Today is Friday, hooray! After a week of plague, pestilence, mining disasters, war, civil unrest (not to mention lack of restful sleep) and a certain crypto-fascist former governor of Alaska, it's time for a comedy break. More than time! Lest you think we're humorless old sods, drug-addled beatniks, doctrinaire politicos, or merely self-aggrandizing bloggers, we cleverly turn the tables on you in this segment, dear reader, and pull the rhetorical rug out from under you by presenting the classic comedy of Monty Python. Why not American comedy, you say, with a mouthful of oatmeal and vitriol. Why outsource our comedy to foreigners, you say, ready to dash off an angry letter or hoist a sadly misspelled sign at the local tea party gathering of hatemongers. Why these cheeky Brits?
It's simple, really. Because they're hilarious.
Two favorites from the Python oeuvre are "The Parrot Sketch" and "The Lumberjack Song." This sort of thing pioneered the absurdist branch of the humor tree that later developed into Saturday Night Live and a number of terrible imitations. Who can we blame for all this?
The culprits are John Cleese, Eric Idle, Terry Jones, Michael Palin, Graham Chapman and Terry Gilliam, an exceedingly clever and innovative troupe of actors and writers who had their beginnings in the august environs of Oxford and Cambridge and went on to become The Beatles of Comedy. They first caught our attention with the strange BBC television series "Monty Python's Flying Circus" (1969-74), a godsend to insomniacs, surly teenagers and hopheads everywhere. I'm kidding, of course--their biggest fans were always the brightest and the best-dressed, people who recognized one another by the twinkle in their eyes and the ability to recite the funny bits, such as this nasty insult from the French soldier:
"I don't want to talk to you no more, you empty headed animal food trough wiper.
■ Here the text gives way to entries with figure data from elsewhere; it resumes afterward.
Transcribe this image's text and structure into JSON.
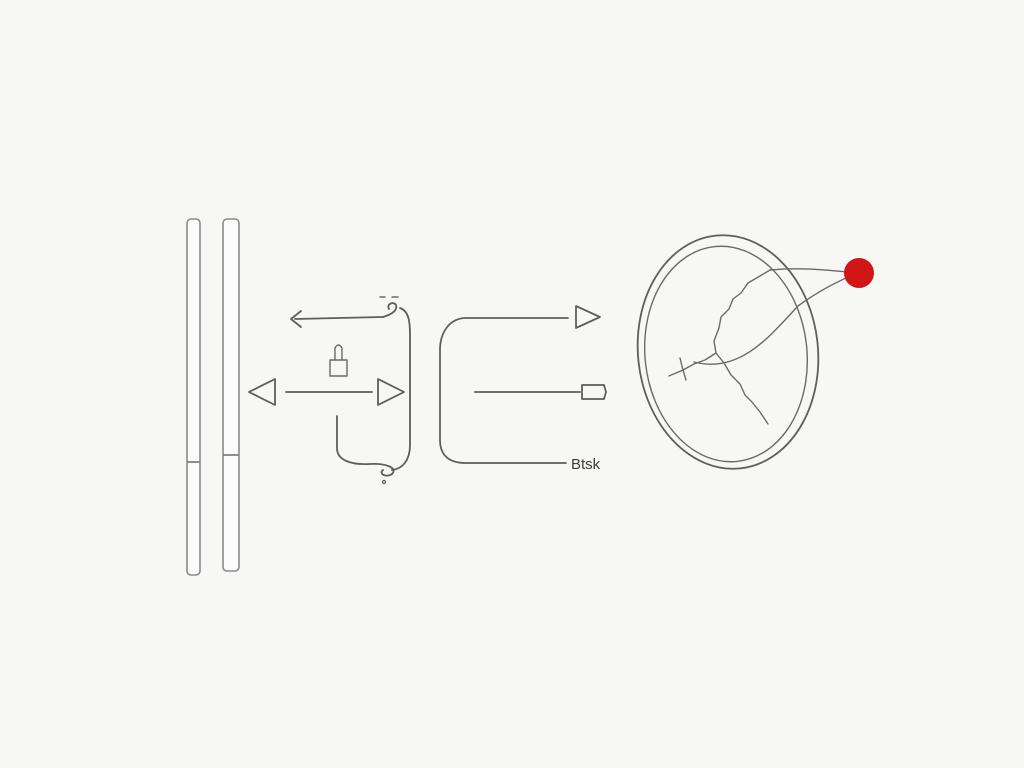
{
  "diagram": {
    "output_label": "Btsk",
    "colors": {
      "background": "#f7f7f6",
      "line": "#5e5e5e",
      "marker": "#d01616"
    },
    "icons": {
      "plug": "connector-icon",
      "marker": "red-dot"
    }
  }
}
I fart in your general direction. Your mother was a hamster and your father smelt of elderberries."
In 1975, they released a feature film, "Monty Python and the Holy Grail," an hilarious send-up of Arthurian legend, and in 1979 applied their subversive talents to biblical times in "The Life of Brian," the story of an infant born in the neighboring stable to Christ and the case of his mistaken identity, a near-Messiah, if you will. Brilliant stuff that was immediately attacked by religious simpletons who hadn't actually seen the film. Bloody typical, eh?
The Pythons continued to make wonderful comedy, of course, and Gilliam--the lone American in the group (USA!USA!)--went on to become a well-known filmmaker in his own right, directing "Brazil" (1985), "The Fisher King" (1991) and "Fear and Loathing in Last Vegas" (1998) among others. That's enough background for now--for more of the story we suggest you check out the excellent documentary, "Monty Python: Almost the Truth (the Lawyer's Cut)" (2009), a six part film we just watched. Anyway, here are some more funny bits.
The Sermon on the Mount as it might have been, from "The Life of Brian."
Spoiler alert: The brilliant ending of "The Life of Brian" finds Brian, the man mistaken for the Messiah, learning a lesson about Life at the last moment. The scene was typically Pythonesque, and while it may have infuriated dunderheads who shouted sacrilege it was actually quite respectful of Christ throughout, and only poked fun at his followers and their interpretation of his teachings. Basically, it poked fun at those very people who saw blasphemy under every bed.